Ce n’est qu’après 20 ans depuis les événements qui ont changé le destin de la Roumanie que le gouvernement de Bucarest a décidé de déclasser, intégralement, les dossiers de la Révolution anticommuniste de décembre 1989.
Aux termes de l’arrêtée de l’Exécutif, les documents qui, jusqu’à présent, étaient classés SECRET D’ETAT, SECRET ou STRICTEMENT SECRET et qui “deux décennies après, ne sauraient plus porter préjudice à la sécurité nationale, à l’ordre publique ou aux intérêts des personnes de droit publique ou privé” deviennent accessibles.

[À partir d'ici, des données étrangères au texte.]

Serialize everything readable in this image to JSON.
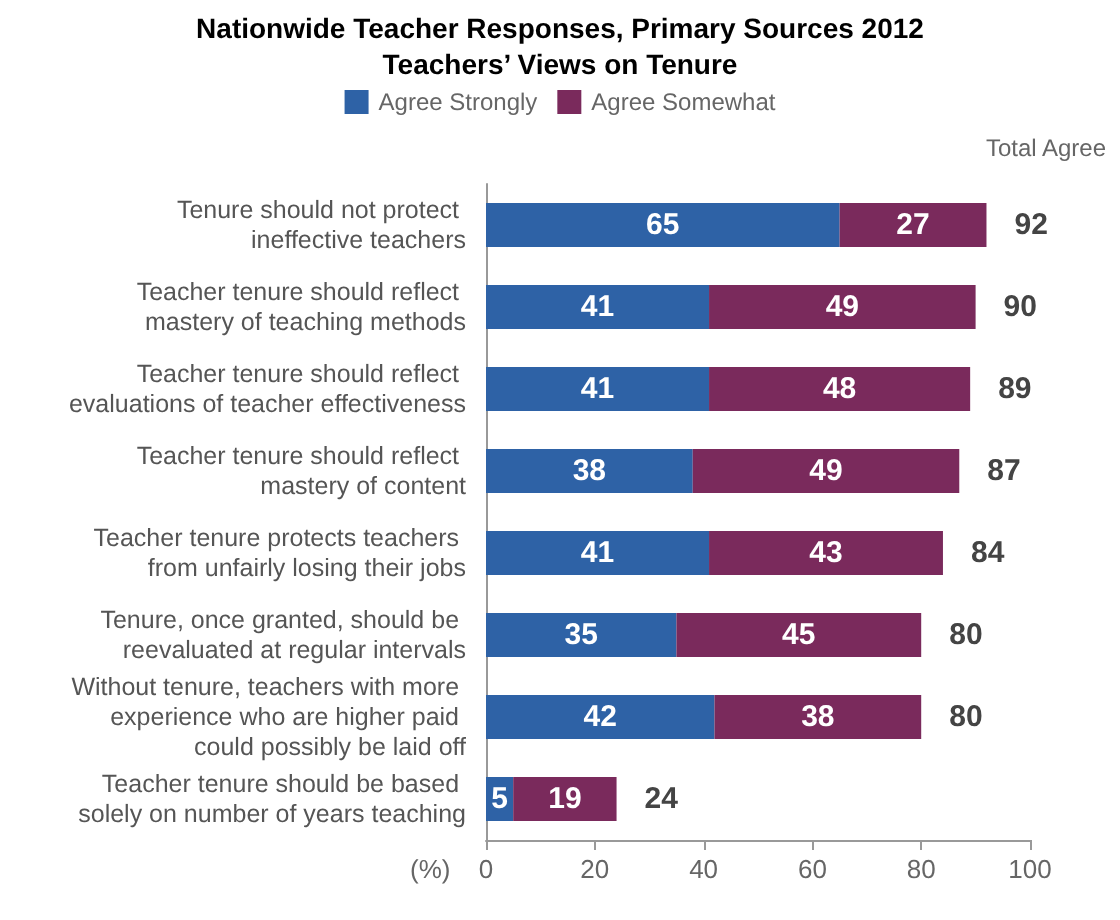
{
  "chart_data": {
    "type": "bar",
    "orientation": "horizontal",
    "stacked": true,
    "title": "Nationwide Teacher Responses, Primary Sources 2012",
    "subtitle": "Teachers’ Views on Tenure",
    "xlabel": "(%)",
    "categories": [
      "Tenure should not protect ineffective teachers",
      "Teacher tenure should reflect mastery of teaching methods",
      "Teacher tenure should reflect evaluations of teacher effectiveness",
      "Teacher tenure should reflect mastery of content",
      "Teacher tenure protects teachers from unfairly losing their jobs",
      "Tenure, once granted, should be reevaluated at regular intervals",
      "Without tenure, teachers with more experience who are higher paid could possibly be laid off",
      "Teacher tenure should be based solely on number of years teaching"
    ],
    "series": [
      {
        "name": "Agree Strongly",
        "color": "#2e62a6",
        "values": [
          65,
          41,
          41,
          38,
          41,
          35,
          42,
          5
        ]
      },
      {
        "name": "Agree Somewhat",
        "color": "#7a2a5c",
        "values": [
          27,
          49,
          48,
          49,
          43,
          45,
          38,
          19
        ]
      }
    ],
    "totals": [
      "92",
      "90",
      "89",
      "87",
      "84",
      "80",
      "80",
      "24"
    ],
    "annotations": [
      "Total Agree"
    ],
    "xlim": [
      0,
      100
    ],
    "xticks": [
      0,
      20,
      40,
      60,
      80,
      100
    ],
    "data_labels": true,
    "grid": false,
    "legend": "top"
  }
}
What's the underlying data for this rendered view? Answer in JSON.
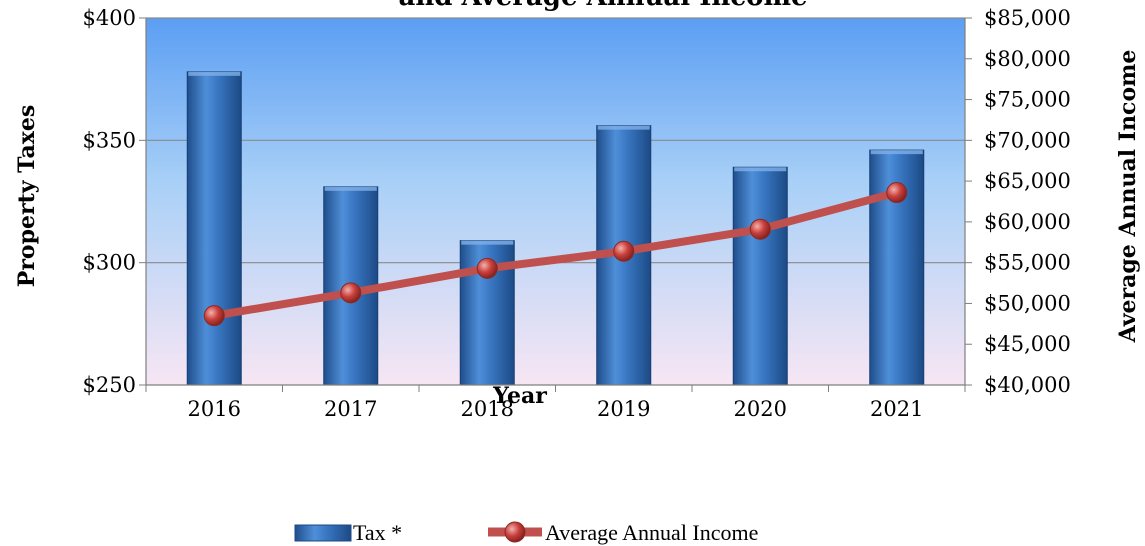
{
  "chart_data": {
    "type": "bar",
    "title": "and Average Annual Income",
    "xlabel": "Year",
    "ylabel": "Property Taxes",
    "ylabel_right": "Average Annual Income",
    "categories": [
      "2016",
      "2017",
      "2018",
      "2019",
      "2020",
      "2021"
    ],
    "ylim": [
      250,
      400
    ],
    "ylim_right": [
      40000,
      85000
    ],
    "yticks": [
      "$250",
      "$300",
      "$350",
      "$400"
    ],
    "yticks_right": [
      "$40,000",
      "$45,000",
      "$50,000",
      "$55,000",
      "$60,000",
      "$65,000",
      "$70,000",
      "$75,000",
      "$80,000",
      "$85,000"
    ],
    "grid": true,
    "legend_position": "bottom",
    "series": [
      {
        "name": "Tax *",
        "type": "bar",
        "axis": "left",
        "color": "#3b78c2",
        "values": [
          378,
          331,
          309,
          356,
          339,
          346
        ]
      },
      {
        "name": "Average Annual Income",
        "type": "line",
        "axis": "right",
        "color": "#c0504d",
        "values": [
          48500,
          51300,
          54300,
          56400,
          59100,
          63600
        ]
      }
    ]
  }
}
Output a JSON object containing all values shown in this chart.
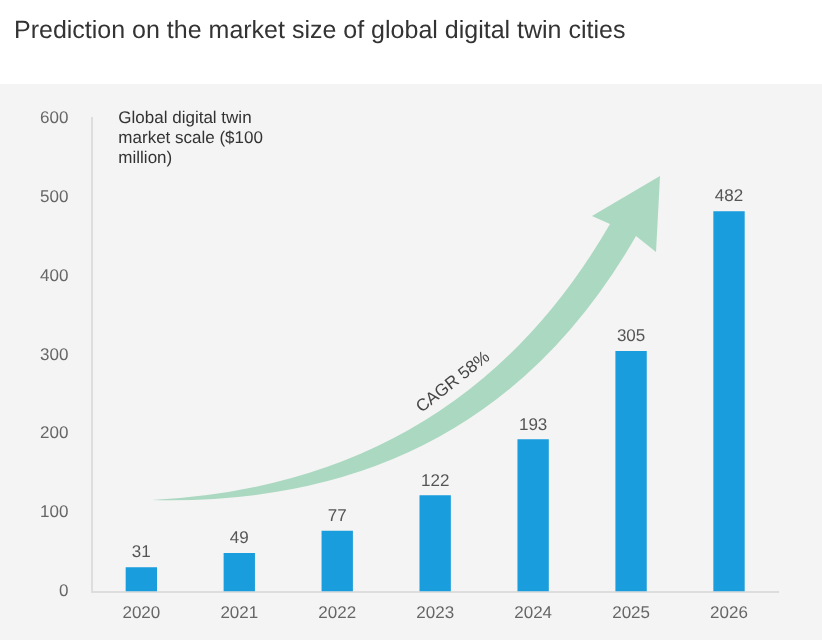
{
  "chart_data": {
    "type": "bar",
    "title": "Prediction on the market size of global digital twin cities",
    "ylabel": "Global digital twin market scale ($100 million)",
    "categories": [
      "2020",
      "2021",
      "2022",
      "2023",
      "2024",
      "2025",
      "2026"
    ],
    "values": [
      31,
      49,
      77,
      122,
      193,
      305,
      482
    ],
    "color": "#1a9ddd",
    "ylim": [
      0,
      600
    ],
    "yticks": [
      0,
      100,
      200,
      300,
      400,
      500,
      600
    ],
    "grid": false,
    "legend": false,
    "data_labels": true,
    "annotations": [
      "CAGR 58%"
    ]
  }
}
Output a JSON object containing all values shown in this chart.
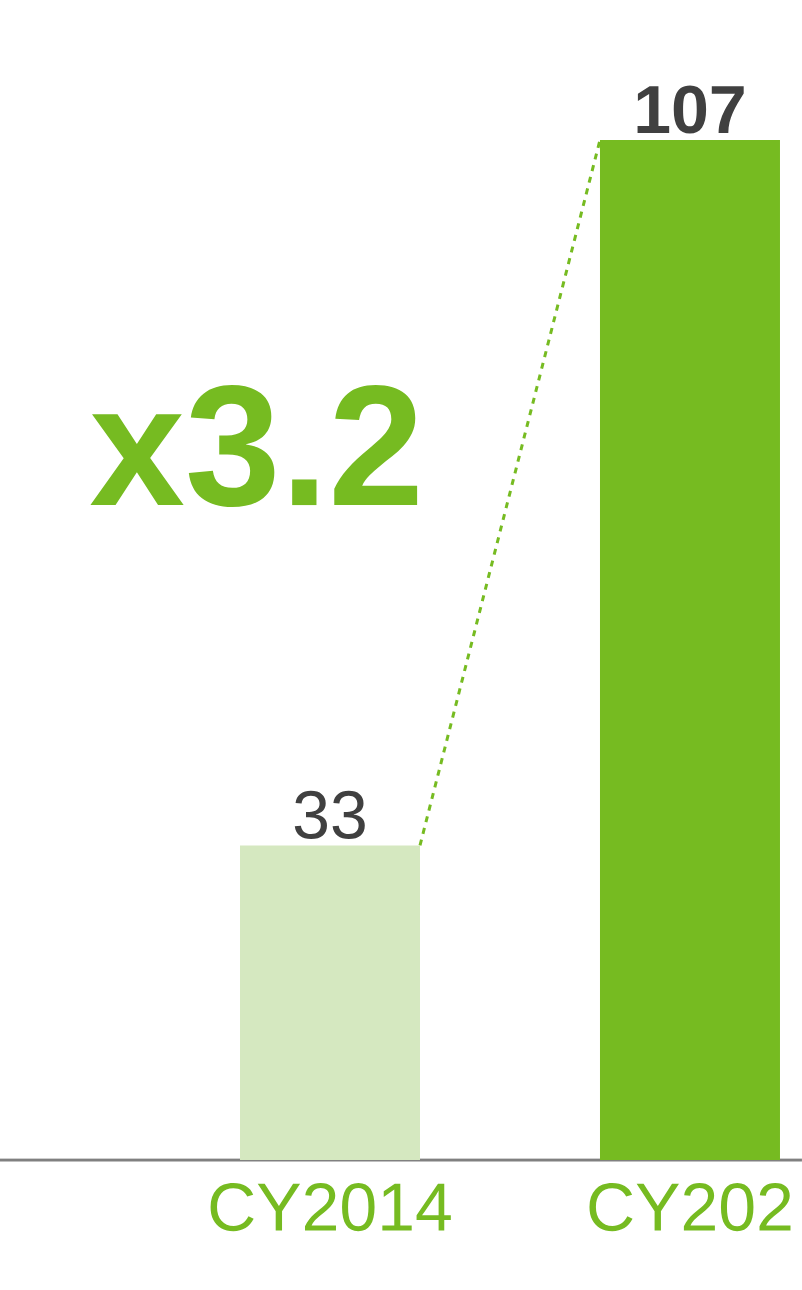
{
  "chart_data": {
    "type": "bar",
    "categories": [
      "CY2014",
      "CY202"
    ],
    "values": [
      33,
      107
    ],
    "colors": [
      "#d5e8c0",
      "#76bb21"
    ],
    "value_labels": [
      "33",
      "**107**"
    ],
    "ylim": [
      0,
      107
    ],
    "annotations": [
      "x3.2"
    ]
  }
}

Pour le premier ministre Emil Boc:
”Ainsi, nous procédons à une démarche particulièrement importante afin d’assurer la publication de tous les éléments et renseignements nécessaires, de sorte que le dossier de la révolution de 1989 soit des plus transparents possibles, concernant le rôle des autorités de l’Etat et que la vérité puisse être validée par des documents qui, d’ores en avant, ne sont plus classés “secret d’Etat”.

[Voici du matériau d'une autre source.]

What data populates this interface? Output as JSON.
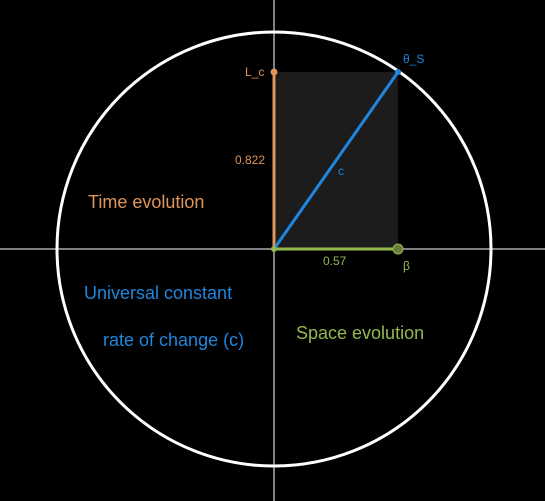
{
  "colors": {
    "background": "#000000",
    "axes": "#ffffff",
    "circle": "#ffffff",
    "time": "#e0955a",
    "space": "#94b84e",
    "constant": "#1f86de",
    "rectangle_fill": "#1c1c1c"
  },
  "diagram": {
    "time_value": "0.822",
    "space_value": "0.57",
    "hypotenuse_label": "c",
    "top_point_label": "L_c",
    "corner_point_label": "θ_S",
    "right_point_label": "β"
  },
  "labels": {
    "time_evolution": "Time evolution",
    "space_evolution": "Space evolution",
    "constant_line1": "Universal constant",
    "constant_line2": "rate of change (c)"
  }
}
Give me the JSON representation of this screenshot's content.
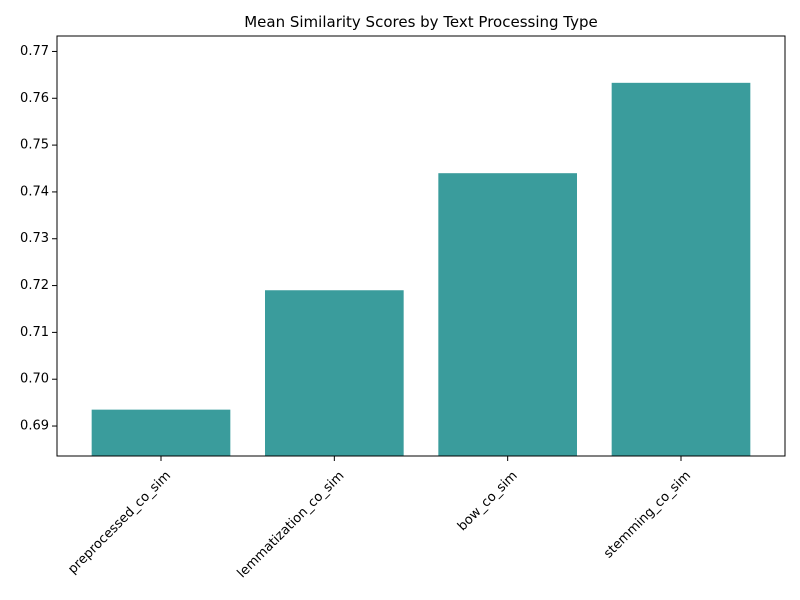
{
  "chart_data": {
    "type": "bar",
    "title": "Mean Similarity Scores by Text Processing Type",
    "xlabel": "",
    "ylabel": "",
    "categories": [
      "preprocessed_co_sim",
      "lemmatization_co_sim",
      "bow_co_sim",
      "stemming_co_sim"
    ],
    "values": [
      0.6935,
      0.719,
      0.744,
      0.7633
    ],
    "ylim": [
      0.6836,
      0.7733
    ],
    "yticks": [
      "0.69",
      "0.70",
      "0.71",
      "0.72",
      "0.73",
      "0.74",
      "0.75",
      "0.76",
      "0.77"
    ],
    "xtick_rotation_deg": 45,
    "grid": false,
    "legend": "none",
    "bar_color": "#3a9c9c"
  }
}
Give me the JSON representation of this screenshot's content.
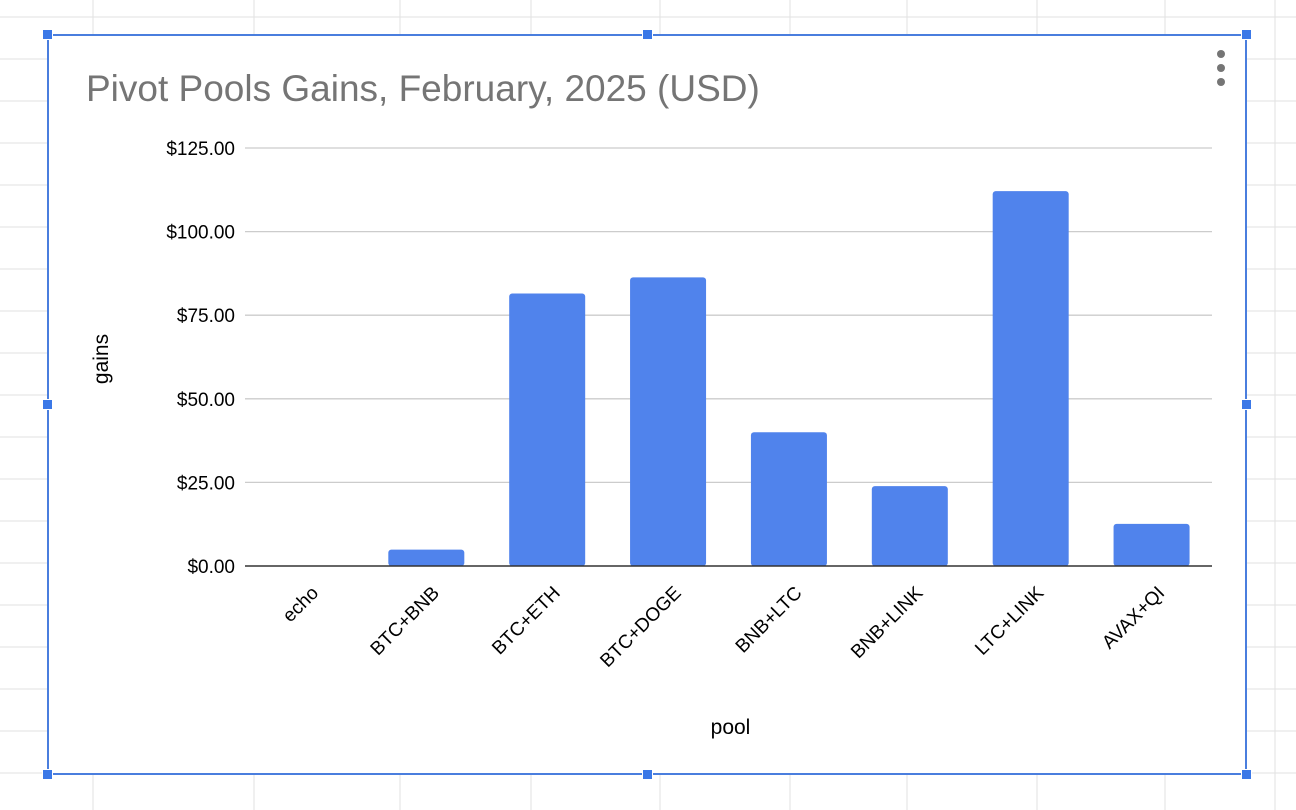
{
  "chart_data": {
    "type": "bar",
    "title": "Pivot Pools Gains, February, 2025 (USD)",
    "xlabel": "pool",
    "ylabel": "gains",
    "categories": [
      "echo",
      "BTC+BNB",
      "BTC+ETH",
      "BTC+DOGE",
      "BNB+LTC",
      "BNB+LINK",
      "LTC+LINK",
      "AVAX+QI"
    ],
    "values": [
      0,
      4.9,
      81.5,
      86.3,
      40.0,
      23.9,
      112.1,
      12.6
    ],
    "ylim": [
      0,
      125
    ],
    "yticks": [
      {
        "value": 0,
        "label": "$0.00"
      },
      {
        "value": 25,
        "label": "$25.00"
      },
      {
        "value": 50,
        "label": "$50.00"
      },
      {
        "value": 75,
        "label": "$75.00"
      },
      {
        "value": 100,
        "label": "$100.00"
      },
      {
        "value": 125,
        "label": "$125.00"
      }
    ],
    "grid": true,
    "legend": "none",
    "bar_color": "#5083ec",
    "grid_color": "#cccccc",
    "baseline_color": "#333333"
  },
  "colors": {
    "selection_border": "#4a7ede",
    "handle": "#3b78e7",
    "title": "#757575",
    "sheet_grid": "#e2e2e2"
  },
  "icons": {
    "chart_menu": "more-vert-icon"
  }
}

Loin de jubiler ou de saluer avec enthousiasme cette mesure, les historiens et les journalistes spécialisés dans les investigations concernant la Révolution estiment qu’elle vient avec un retard scandaleux.
Ils rappellent, tous, que le pouvoir installé à la place de la dictature de Nicolae Ceausescu, un cocktail de révolutionnaires et de communistes de seconde main ayant à leur tête Ion Iliescu, ont consenti de cacher “sous le tapis” les secrets incommodes de décembre ’89. Alors, plus de mille personnes ont été tuées, les plus nombreux après le fuite des Ceausescu, leur mort étant attribuée aux ainsi dits “terroristes”, jamais identifiées.
De cette façon, on a couvert les crimes de la Securitate ( police politique communiste) multipliées par quelques “services spéciaux” post communistes, par la Milice, rebaptisée Police ou par l’Armée qui avait abandonné son “commandant suprême” pour “prêter serment de fidélité au peuple”.
Trois chefs d’Etat, dix gouvernements post communistes et la Justice, elle-même de souche communiste, ont observé le pacte du silence, omerta sui généris, et ont assuré l’impunité des tueurs.
D’ailleurs, l’Etat roumain a été appelé en justice par les révolutionnaires authentiques regroupés au sein de “l’Association 21 Décembre” devant la Cour Européenne des Droits de l’Homme (CEDO) pour “tergiversation inadmissible du dossier de la Révolution “.
La déclassification des documents (secrets, jusqu’à présent ) n’aura aucune influence sur le procès jugé par la CEDO, comme déclare le représentant de Bucarest auprès la cour de Strasbourg, Razvan Horatiu Radu : ”Le cas porté devant la CEDO concerne, exclusivement, la manière dont les autorités roumaines ont enquêté les événements d’alors, surtout ceux dont parlent les plaignants dans les dossiers examinés. Ce n’est que cela, pas plus.”